The first place that many people look for digestive assistance is in the pharmacy or supplement section of a grocery store. But it hasn’t always been that way. Throughout history, different cultures have used various healing foods to aid digestion and other health ailments. If you are someone who experiences digestive discomfort such as bloating, gas, heartburn, acid reflux, constipation, loose stool,or diarrhea, it’s time to start using food as medicine to support a healthy intestinal tract.
Here are the top six foods that can aid with digestion.

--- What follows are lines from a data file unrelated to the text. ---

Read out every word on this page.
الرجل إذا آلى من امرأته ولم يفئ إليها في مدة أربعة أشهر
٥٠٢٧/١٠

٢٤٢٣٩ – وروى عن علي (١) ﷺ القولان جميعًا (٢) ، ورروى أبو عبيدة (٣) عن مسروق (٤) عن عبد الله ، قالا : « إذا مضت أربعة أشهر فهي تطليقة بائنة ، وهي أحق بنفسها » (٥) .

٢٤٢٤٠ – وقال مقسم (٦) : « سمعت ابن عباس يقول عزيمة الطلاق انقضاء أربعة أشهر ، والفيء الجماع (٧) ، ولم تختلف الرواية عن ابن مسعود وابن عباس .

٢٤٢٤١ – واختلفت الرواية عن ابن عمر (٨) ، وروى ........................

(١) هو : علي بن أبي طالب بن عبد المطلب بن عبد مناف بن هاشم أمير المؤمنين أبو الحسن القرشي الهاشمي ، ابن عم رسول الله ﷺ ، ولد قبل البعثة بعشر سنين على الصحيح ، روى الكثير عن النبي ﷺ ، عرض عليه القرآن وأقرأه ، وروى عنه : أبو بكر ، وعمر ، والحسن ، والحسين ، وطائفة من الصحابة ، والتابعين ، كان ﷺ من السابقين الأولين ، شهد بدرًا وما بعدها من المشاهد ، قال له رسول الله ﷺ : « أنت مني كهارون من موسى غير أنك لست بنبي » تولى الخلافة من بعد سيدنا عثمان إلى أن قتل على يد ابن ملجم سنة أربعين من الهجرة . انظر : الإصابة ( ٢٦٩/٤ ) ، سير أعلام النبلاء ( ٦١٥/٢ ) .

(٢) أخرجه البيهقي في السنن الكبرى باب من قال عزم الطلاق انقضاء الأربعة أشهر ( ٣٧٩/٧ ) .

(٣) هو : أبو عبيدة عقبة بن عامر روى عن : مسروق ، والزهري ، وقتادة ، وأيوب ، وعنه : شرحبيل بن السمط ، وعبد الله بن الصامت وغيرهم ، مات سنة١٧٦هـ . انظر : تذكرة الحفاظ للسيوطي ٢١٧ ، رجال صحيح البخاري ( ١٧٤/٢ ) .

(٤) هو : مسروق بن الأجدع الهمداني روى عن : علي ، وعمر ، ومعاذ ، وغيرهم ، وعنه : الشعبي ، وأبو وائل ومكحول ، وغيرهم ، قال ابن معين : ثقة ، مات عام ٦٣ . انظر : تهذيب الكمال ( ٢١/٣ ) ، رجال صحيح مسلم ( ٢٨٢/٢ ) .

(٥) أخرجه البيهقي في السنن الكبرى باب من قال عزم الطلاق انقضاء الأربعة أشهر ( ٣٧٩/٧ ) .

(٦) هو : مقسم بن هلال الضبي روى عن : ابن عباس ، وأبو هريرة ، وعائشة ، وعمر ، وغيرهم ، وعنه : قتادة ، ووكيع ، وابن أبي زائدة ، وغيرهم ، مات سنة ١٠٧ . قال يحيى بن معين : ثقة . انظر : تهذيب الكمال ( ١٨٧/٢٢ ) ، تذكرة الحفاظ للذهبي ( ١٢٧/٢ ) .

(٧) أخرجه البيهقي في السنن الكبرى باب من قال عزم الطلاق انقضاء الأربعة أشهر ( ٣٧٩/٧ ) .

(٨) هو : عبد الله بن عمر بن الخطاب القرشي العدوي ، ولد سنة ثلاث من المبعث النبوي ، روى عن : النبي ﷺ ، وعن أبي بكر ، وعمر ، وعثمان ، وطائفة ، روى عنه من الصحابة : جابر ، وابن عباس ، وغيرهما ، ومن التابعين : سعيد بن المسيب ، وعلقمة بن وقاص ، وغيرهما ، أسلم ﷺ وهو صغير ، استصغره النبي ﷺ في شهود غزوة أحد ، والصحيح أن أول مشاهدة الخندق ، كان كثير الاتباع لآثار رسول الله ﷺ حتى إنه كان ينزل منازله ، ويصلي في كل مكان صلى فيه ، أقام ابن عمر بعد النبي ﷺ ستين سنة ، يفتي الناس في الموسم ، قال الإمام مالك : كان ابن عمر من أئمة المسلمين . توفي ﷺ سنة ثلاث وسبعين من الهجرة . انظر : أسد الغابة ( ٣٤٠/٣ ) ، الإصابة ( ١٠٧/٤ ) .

Sauerkraut is fermented cabbage that contains natural probiotics. These probiotics are particularly helpful for maintaining a healthy balance in your gut flora between the ”good” and ”bad” gut bacteria. Probiotic-rich foods help to feed your good bacteria, which can reduce bloating, gas, and other lower gastrointestinal discomforts. You can add one to two tablespoons of sauerkraut as a condiment to the side of eggs, meat, chicken, fish, or vegetables. Look for ”raw” sauerkraut in a glass jar that is kept in the refrigerator. The refrigeration helps preserve more of the healthy probiotic bacteria. Some other probiotic-rich foods to consider are coconut kefir (fermented dairy) and kimchi (pickled vegetables).
Bitters are not a familiar flavor or food group for most Western cultures. They help to stimulate several organs in the body, including the pancreas, gallbladder, stomach, and liver. Some bitters foods that you can try are dandelion root, arugula, radicchio, and raw cocoa. Bitters also come in tincture form and can be taken before meals to help with digestion.
Bone broth has been used for centuries to support digestion and immune function. There are a variety of different bone broths that you can use, including chicken, beef, and fish. It is similar to a traditional chicken (or beef or fish) stock, but it is prepared in a different way. Learn all about the preparation and how to make your own broth here, or purchase it at a health food store. You will know that it is a bone broth if the container’s contents are gelatinous at room temperature instead of liquid. When you heat up the broth it becomes liquid—like a soup. It is the collagen that is excreted from the bones of the animals that helps to heal the gut lining. Drink one to three cups of broth per day on its own or mix it with another soup.